Pierre
Bourdieu, sociólogo francês do século XX, faz uma importante análise acerca dos
rumos do Direito em sua obra “O Poder Simbólico”. O escritor apresenta uma
visão do direito como relativamente autônomo, isto é, sujeito às pressões
externas (sociais, econômicas, biológicas etc) apenas até um determinado
limite, chamado por ele de “Espaço dos Possíveis”.
Na
Arguição de Descumprimento de Preceito Fundamental 54, que buscava reparar a
lesão aos direitos fundamentais decorrentes da interpretação de aborto de fetos
anencéfalos conforme os artigos 124 e 126 do Código Penal, é possível perceber
o funcionamento desta dinâmica apontada por Bourdieu.
Nesse
caso, o campo da medicina interfere diretamente em diversos aspectos, como na definição
do que é vida. Os campos jurídico e médico se confrontam e se complementam a
todo momento diante da problemática da situação.
Além
disso, as interferências de uma parte da sociedade que demanda a legalização do
aborto se chocam com as pressões morais da lei positivada, criando uma luta
simbólica que resulta em um veredicto.
O
resultado é fruto de uma ponderação entre as normas do ordenamento jurídico e
elementos externos, como a pressão social, a ciência, e outros aspectos externos
considerados pelos magistrados.

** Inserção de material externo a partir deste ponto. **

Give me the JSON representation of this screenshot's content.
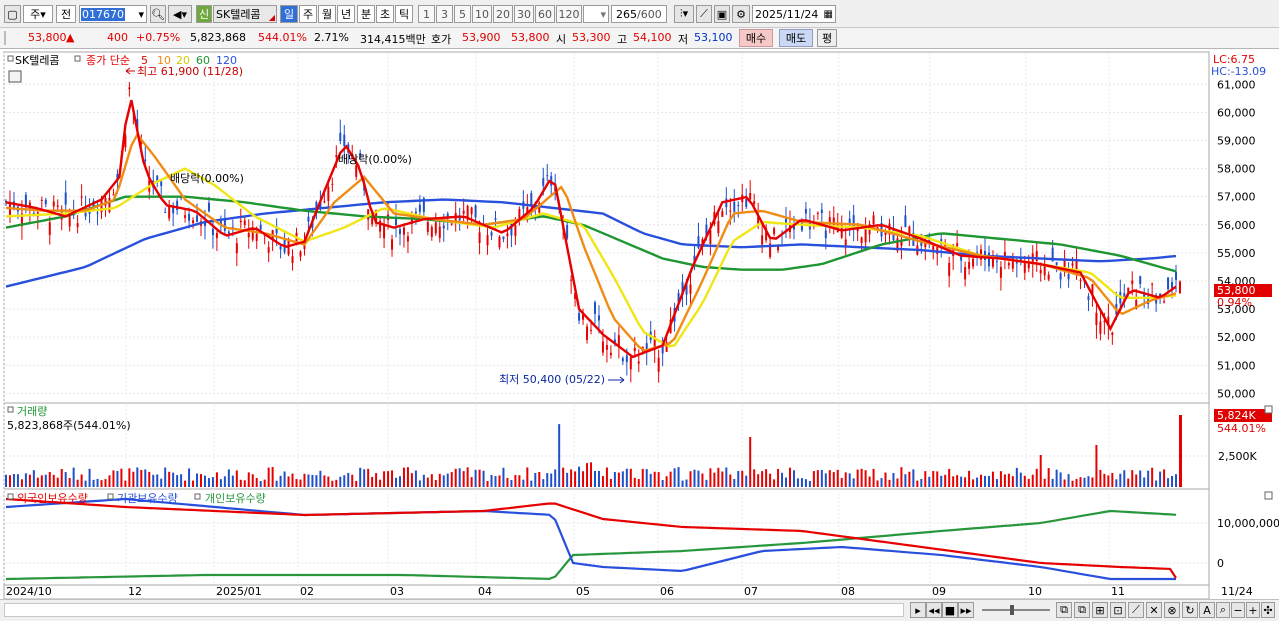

Porém, essa mudança na interpretação da lei,
como foi no caso da ADPF 54, só pode ser realizada no espaço do possível. A
alteração no entendimento da legislação não pode ser feita de acordo com a
compreensão individual do magistrado sem considerar aquilo que foi estipulado
inicialmente pelo poder legislativo.
No voto
da Ministra do Supremo Tribunal Federal, Carmen Lúcia, ela afirma que é papel
dos magistrados assegurar as garantias fundamentais, trazer mudanças para o
direito e atualizá-lo sempre que possível. No entanto, na ADPF e segundo os
escritos de Bourdieu, fica claro que o STF não pode tomar o papel de legislador
para si e decidir todas as questões existentes, ou seja, nesse caso o Supremo
não poderia tornar todas as espécies de aborto legais pois a legislação
brasileira prevê exatamente o contrário, assim como a sociedade não se mostra
pronta para aceitar tamanho avanço. Ainda assim, os magistrados possuem o poder
de assegurar os direitos fundamentais e puderam mudar a interpretação do Código
Penal para que as mulheres pudessem fazer a antecipação terapêutica do parto em
casos de anencefalia.
Essa é a
clara expressão da luta simbólica dentro do campo do direito e entre outros
campos. As decisões que regem todo o ordenamento jurídico e a vida das pessoas
advém de diversas colisões entre aqueles que querem possuir o poder simbólico
de punir, de permitir e até de afirmar o que é vida.